Mary Lou Ryan, the director of sustainability and supply chains for designer label Bassike, describes the EY report as crucial to understanding how much the fashion industry contributes to Australia’s gross domestic product relative to other industries that have received more government funding.
“It wasn’t until we got that report that we could actually see this is an incredible industry,” she says. “We’re twice the size of beer and wine and we employ more people than the mining industry, but here we are over here not getting any love.”
Ryan says apprenticeships are key to the longevity of local manufacturing, along with investments in technology, innovation and automation. “For us to develop and grow the local industry we do need government support to bring manufacturing up to a global standard through technology and innovation in terms of upskilling,” she says.
Ryan also sees scale as necessary to the viability of investments in infrastructure and suggests making uniforms for the military and hospitality in Australia is one way to ensure this.
“It’s bigger than just fashion brands. For us to be able to modernise we do need to scale and look at capabilities at a broader level, including textile manufacturing,” she says.
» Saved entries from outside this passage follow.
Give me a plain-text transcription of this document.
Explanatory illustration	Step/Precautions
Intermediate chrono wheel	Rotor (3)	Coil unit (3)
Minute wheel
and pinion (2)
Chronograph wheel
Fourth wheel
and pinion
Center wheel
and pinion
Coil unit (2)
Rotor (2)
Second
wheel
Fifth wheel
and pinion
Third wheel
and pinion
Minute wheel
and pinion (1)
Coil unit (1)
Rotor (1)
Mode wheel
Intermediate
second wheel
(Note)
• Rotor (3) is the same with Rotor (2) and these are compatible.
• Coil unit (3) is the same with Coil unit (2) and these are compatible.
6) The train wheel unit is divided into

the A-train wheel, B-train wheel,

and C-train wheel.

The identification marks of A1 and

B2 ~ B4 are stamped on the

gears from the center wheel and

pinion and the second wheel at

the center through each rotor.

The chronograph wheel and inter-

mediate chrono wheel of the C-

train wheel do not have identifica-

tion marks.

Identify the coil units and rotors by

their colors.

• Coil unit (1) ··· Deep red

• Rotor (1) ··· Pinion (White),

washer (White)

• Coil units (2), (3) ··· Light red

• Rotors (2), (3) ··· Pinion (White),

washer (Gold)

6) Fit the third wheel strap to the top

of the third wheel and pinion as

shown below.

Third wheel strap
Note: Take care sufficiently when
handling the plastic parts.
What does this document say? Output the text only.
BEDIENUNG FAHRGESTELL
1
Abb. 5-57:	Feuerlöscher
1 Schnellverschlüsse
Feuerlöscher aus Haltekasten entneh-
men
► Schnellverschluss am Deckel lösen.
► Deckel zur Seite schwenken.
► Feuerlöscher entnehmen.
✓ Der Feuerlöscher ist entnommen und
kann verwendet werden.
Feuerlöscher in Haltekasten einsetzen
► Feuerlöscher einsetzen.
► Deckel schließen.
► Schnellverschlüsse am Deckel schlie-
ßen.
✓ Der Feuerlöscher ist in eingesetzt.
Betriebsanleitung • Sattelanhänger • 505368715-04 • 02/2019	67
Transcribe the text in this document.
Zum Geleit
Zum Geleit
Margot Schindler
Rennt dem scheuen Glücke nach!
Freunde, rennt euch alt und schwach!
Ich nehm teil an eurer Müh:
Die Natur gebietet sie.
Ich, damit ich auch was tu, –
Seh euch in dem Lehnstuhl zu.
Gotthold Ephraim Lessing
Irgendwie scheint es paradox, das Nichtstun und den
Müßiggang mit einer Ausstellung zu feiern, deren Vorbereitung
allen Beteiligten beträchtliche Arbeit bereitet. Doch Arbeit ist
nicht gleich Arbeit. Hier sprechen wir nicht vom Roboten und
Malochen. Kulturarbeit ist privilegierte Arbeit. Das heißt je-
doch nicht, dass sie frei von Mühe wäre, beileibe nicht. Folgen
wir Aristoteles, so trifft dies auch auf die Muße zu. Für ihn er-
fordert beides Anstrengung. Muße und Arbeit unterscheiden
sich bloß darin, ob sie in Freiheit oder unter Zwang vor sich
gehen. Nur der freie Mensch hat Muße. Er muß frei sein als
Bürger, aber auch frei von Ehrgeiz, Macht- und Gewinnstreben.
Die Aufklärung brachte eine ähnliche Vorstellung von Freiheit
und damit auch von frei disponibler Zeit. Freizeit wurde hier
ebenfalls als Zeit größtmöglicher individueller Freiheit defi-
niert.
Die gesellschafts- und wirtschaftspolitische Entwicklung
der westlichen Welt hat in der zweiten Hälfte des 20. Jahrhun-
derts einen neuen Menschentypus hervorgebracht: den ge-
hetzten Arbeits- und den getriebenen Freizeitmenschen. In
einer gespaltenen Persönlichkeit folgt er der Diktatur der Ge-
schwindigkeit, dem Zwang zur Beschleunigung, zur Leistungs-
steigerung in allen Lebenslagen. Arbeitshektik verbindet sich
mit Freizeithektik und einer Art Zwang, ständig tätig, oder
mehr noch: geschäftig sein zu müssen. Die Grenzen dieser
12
The lack of support extends beyond apprenticeship programs. In 2021, the federal government gave the Australian Fashion Council a grant of $1 million to develop a trademark to help differentiate Australian designers in the global marketplace. That was just four years after Wine Australia received a $50 million grant over five years to bolster their export and tourism market.
“And they’ve done an amazing job,” Naja Hibri says. “If you give [fashion] half the love you give to wine and beer then we can show you what it could look like.”